Ahmed Guilouzi

Personal information
- Full name: Ahmed Ben Hammadi Guilouzi
- Date of birth: 6 March 1987 (age 39)
- Place of birth: Ksar Hellal, Tunisia
- Height: 1.84 m (6 ft 0 in)
- Positions: Centre back; defensive midfielder;

Team information
- Current team: Castellarano

Youth career
- 2004–2005: Sassuolo
- 2005–2010: Modena

Senior career*
- Years: Team / Apps / (Gls)
- 2008–2011: Modena / 3 / (0)
- 2010–2011: → Carpi (loan) / 5 / (0)
- 2011: Cesena / 0 / (0)
- 2011–2013: NK Zagreb / 0 / (0)
- 2012: → HNK Gorica (loan) / 12 / (0)
- 2013–2015: Solierese / ? / (8)
- 2016–2018: Rosselli Mutina / ? / (13)
- 2019-: Castellarano / ? / (5)

International career
- 2013–: Tunisia / 0 / (0)

= Ahmed Guilouzi =

Tunisian footballer

Ahmed Guilouzi (born 6 March 1987) is a Tunisian footballer who played in Serie B in Italy. Besides Italy, he has played in Croatia.

==Club career==
Guilouzi made his professional debut for Modena as a second-half substitute in a league match at Vicenza on 28 October 2008.

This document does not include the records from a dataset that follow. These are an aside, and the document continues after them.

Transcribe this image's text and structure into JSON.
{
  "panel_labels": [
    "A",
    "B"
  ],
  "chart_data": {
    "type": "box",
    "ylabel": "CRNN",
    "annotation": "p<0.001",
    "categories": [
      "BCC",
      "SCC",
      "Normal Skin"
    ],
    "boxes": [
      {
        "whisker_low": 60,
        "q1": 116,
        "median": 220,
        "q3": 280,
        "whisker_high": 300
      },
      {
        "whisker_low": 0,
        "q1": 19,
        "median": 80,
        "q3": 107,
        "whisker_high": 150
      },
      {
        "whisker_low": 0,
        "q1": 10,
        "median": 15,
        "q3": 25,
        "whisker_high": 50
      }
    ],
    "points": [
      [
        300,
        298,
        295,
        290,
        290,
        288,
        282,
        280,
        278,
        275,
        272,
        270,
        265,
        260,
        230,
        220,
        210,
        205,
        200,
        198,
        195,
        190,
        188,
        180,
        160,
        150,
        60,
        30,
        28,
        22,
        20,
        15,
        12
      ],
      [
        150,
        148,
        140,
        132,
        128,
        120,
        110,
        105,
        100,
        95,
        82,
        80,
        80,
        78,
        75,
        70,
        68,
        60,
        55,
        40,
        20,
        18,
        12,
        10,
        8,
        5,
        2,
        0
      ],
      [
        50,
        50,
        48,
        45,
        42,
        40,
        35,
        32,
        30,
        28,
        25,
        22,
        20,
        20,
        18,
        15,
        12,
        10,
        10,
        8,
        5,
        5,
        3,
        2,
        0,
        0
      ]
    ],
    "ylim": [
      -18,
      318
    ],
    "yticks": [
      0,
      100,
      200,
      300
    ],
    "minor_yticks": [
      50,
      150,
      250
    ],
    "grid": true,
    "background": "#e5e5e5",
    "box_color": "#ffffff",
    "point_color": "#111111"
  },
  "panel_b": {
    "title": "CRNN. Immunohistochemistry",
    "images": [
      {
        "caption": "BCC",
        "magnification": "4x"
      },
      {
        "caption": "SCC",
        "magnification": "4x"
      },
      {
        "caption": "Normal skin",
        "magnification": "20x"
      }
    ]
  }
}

In August 2010 he was loaned to Carpi.

In the summer of 2011 he moved to Cesena, but soon, in late August, he found himself transferred to the Croatian club NK Zagreb, signing a deal with them until June 2014. Not getting a single cap for the first team in his first four months at the club, he was loaned to HNK Gorica in January 2012 until summer.